DSE Curriculum

There is a strong symbiotic relationship between computational economics and structural econometrics due to the fact that many if not most structural econometric models do not have convenient analytic close-form expressions or solutions, and thus require substantial amount of programming skills to implement. A number of significant advancements in econometric methods and computational methods in econometrics have been inspired and come from researchers seeking to overcome computational roadblocks encountered in empirical work, including ways to circumvent the well known “curse of dimensionality” of dynamic programming, and the multiplicity of equilibria in dynamic games.

The DSE summer schools are designed to provide instruction in the state of the art methods by identifying leading scholars who are experts and innovators in some of the leading new methods and techniques in this rapidly evolving area. This degree of specialized instruction is difficult to provide in most economics departments due to the rapid pace of new developments in multiple areas.

Because of the rapidly evolving state of knowledge, the curriculum for the DSE is designed to evolve over time and specific topics will change from year to year depending on the host and theme of each meeting. But there will be a core curriculum that consists in instruction in fundamental skills in computer programming and computational economics as well as covering fundamentals of dynamic programming, computational game theory, and econometrics that are pre-requisites for most work in structural econometrics. The idea is to make the summer schools reasonably self-contained, but to build on the fact that most graduate students will have had prior exposure to dynamic programming and econometrics.

Our definition of “structural econometrics” is intentionally flexible to accommodate a range of different perspectives: we view as “structural” any empirical work that attempts to develop, empirically implement, and test economic theories. We are quite friendly to faculty and students who have a “reduced-form” orientation and have an interesting topic or data but are seeking the skills to develop economic models to improve their understanding of phenomena. We are as interested in the analysis of observational/survey data such as we are in laboratory and field experiments, and we are not wedded to particular fields of economics such as industrial organization. In particular, we do not see structural econometrics as being synonymous with rational models of economic behavior, but instead are entirely welcoming of alternative viewpoints such as embodied in a growing literature on “structural behavioral economics” (the title of a chapter in the Handbook of Behavioral Economics by Stefano DellaVigna.

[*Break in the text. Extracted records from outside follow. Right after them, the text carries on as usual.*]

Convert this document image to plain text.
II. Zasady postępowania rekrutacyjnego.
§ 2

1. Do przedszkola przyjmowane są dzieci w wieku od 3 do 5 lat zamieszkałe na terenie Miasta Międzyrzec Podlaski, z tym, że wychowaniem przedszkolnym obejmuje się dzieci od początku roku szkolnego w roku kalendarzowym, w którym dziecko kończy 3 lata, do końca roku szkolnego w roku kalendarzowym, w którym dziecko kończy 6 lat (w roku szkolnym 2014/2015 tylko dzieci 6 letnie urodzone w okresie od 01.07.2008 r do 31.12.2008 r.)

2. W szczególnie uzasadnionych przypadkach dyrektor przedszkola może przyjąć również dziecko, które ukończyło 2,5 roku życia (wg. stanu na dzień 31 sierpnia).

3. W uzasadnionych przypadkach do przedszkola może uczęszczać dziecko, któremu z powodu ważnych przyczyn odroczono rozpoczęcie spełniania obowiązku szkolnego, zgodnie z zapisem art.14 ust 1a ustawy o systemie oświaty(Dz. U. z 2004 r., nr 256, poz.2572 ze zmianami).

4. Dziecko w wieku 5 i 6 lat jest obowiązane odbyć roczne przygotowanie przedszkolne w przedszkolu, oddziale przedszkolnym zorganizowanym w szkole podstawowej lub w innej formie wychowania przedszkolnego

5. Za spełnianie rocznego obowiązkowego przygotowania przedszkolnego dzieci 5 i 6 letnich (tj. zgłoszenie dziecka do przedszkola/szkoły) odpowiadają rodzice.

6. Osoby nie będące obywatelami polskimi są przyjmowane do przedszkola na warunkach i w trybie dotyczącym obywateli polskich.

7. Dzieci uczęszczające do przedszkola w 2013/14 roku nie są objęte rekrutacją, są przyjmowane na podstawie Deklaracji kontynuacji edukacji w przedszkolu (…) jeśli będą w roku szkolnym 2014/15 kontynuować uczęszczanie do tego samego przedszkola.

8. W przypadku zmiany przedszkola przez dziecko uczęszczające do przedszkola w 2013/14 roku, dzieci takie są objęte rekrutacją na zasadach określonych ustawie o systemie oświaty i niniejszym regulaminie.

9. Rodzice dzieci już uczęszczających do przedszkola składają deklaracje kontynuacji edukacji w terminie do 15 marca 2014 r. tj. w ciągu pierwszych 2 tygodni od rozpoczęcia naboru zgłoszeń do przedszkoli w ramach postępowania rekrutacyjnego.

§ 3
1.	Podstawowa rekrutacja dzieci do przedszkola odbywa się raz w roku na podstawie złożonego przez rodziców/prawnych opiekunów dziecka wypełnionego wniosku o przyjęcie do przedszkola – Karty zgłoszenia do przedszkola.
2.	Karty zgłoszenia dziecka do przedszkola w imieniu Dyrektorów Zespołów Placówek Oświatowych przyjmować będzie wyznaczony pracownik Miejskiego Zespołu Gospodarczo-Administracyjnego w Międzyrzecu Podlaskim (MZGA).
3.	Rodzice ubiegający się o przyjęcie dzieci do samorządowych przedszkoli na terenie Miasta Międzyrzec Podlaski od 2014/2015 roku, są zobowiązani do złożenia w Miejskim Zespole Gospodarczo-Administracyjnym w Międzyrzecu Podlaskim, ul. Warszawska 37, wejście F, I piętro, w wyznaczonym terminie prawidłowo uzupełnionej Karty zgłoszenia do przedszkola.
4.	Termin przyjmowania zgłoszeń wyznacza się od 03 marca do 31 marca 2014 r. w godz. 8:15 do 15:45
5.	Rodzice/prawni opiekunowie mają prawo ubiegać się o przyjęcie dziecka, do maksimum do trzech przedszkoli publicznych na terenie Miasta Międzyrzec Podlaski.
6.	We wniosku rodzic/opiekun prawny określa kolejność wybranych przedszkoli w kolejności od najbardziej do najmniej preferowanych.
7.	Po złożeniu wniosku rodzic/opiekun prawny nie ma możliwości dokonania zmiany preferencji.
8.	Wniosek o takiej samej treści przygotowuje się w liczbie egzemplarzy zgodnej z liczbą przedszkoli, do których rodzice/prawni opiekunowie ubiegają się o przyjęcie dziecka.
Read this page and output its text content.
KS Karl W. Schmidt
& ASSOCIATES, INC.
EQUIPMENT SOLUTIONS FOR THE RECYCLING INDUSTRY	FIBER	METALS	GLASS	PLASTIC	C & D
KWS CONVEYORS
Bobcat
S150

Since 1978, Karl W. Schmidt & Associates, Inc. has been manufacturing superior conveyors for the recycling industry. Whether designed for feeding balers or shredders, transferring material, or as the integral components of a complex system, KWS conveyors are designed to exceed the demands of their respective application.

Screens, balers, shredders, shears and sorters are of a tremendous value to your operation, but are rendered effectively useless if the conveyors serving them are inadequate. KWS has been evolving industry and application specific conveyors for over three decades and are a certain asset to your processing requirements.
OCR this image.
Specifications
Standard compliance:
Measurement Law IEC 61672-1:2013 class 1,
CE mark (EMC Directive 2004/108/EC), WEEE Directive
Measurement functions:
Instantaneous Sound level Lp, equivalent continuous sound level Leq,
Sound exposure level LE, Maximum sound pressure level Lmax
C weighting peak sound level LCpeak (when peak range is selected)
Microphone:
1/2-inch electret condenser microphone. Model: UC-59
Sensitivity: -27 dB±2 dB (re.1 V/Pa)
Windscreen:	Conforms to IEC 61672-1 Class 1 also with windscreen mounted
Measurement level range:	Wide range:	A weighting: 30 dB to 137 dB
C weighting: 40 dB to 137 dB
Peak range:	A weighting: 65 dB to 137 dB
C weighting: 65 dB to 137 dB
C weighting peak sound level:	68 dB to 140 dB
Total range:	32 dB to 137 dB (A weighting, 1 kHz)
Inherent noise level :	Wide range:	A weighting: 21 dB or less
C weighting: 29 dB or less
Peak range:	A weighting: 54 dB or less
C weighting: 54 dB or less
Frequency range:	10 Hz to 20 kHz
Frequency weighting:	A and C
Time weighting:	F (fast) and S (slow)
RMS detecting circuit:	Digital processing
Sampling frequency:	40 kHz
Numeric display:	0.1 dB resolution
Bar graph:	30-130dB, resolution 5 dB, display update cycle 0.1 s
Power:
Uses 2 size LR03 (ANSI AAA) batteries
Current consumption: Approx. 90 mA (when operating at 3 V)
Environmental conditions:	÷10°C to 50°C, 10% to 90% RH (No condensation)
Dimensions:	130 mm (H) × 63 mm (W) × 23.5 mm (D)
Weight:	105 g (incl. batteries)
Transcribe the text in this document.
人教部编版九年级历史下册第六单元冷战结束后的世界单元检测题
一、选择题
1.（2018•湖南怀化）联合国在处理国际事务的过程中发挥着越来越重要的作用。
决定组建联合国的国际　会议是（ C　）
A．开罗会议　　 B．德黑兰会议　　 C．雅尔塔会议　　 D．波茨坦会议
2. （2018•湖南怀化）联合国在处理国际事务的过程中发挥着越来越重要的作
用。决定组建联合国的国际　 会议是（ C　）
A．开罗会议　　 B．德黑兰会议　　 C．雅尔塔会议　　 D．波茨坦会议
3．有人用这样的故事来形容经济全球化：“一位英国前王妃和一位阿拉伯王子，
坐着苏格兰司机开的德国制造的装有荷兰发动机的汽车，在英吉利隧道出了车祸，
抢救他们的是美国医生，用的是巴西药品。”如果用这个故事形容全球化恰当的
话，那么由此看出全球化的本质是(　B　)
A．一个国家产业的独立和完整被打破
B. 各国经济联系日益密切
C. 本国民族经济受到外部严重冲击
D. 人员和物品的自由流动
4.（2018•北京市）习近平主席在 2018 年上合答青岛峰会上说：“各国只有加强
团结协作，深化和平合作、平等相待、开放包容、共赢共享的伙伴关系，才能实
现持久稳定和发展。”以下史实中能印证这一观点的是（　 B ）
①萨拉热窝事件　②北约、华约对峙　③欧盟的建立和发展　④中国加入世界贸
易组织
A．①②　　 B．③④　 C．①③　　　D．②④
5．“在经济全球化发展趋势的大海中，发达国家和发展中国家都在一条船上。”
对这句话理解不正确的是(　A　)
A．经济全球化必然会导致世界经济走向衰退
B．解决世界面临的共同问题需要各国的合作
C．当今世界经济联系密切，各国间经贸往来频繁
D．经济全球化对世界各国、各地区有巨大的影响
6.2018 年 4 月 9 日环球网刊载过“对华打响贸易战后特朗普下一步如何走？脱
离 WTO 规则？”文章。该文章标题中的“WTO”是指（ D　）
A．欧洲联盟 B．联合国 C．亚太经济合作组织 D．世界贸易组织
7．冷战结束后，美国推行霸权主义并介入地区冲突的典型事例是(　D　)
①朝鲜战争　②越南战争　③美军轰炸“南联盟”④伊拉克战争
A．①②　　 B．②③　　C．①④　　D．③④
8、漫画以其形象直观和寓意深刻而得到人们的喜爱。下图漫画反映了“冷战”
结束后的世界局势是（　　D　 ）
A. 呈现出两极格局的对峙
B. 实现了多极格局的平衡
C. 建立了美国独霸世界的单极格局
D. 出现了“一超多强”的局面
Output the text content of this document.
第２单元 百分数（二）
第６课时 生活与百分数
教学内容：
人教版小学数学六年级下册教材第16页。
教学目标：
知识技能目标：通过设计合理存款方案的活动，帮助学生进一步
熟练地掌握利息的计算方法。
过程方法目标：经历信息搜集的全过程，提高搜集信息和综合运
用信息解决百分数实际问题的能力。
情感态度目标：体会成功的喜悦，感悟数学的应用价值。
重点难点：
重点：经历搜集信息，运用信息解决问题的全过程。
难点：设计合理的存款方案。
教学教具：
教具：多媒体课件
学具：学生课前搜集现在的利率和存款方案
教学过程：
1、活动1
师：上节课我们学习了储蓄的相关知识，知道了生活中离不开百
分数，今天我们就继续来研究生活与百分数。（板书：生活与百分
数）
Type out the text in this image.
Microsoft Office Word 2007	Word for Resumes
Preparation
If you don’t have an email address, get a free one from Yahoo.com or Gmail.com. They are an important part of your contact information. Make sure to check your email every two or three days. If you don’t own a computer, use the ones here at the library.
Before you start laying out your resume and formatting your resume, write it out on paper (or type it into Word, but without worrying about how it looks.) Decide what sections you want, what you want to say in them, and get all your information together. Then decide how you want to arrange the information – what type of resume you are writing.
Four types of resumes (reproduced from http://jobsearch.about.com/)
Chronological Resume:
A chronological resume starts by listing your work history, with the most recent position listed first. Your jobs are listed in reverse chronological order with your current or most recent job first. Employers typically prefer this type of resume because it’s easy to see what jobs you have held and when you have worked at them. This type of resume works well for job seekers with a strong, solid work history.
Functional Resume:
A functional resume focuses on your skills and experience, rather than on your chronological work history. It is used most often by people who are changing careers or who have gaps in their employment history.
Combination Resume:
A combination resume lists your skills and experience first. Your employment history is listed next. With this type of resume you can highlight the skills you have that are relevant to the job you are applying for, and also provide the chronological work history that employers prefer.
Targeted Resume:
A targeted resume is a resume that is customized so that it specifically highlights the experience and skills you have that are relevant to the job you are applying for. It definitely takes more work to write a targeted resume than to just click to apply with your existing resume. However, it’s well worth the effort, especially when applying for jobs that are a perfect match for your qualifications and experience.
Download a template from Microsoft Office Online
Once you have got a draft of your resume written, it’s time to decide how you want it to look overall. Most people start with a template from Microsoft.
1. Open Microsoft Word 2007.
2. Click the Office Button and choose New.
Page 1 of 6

The DSE summer schools are designed to promote an appreciation for the value of estimation methods justified by rigorous econometric theory, but the focus is primarily on helping students develop the skills for processing data, programming estimators, and providing hands-on instruction of how to apply contemporary numerical methods to the types of problems and topics they are interested in. We do value the role of econometric theory in helping to motivate and design improved estimators and DSE workshops do involve leading econometric theorists to help provide this guidance: examples include lectures by Victor Chernozhukov and Sanjog Misra on machine learing in the first DSE summer school in Copenhagen. Wherever possible we try to expose students to the best economic and econometric theory, but also to show them how these theories and methods can be applied in practice in empirical applications.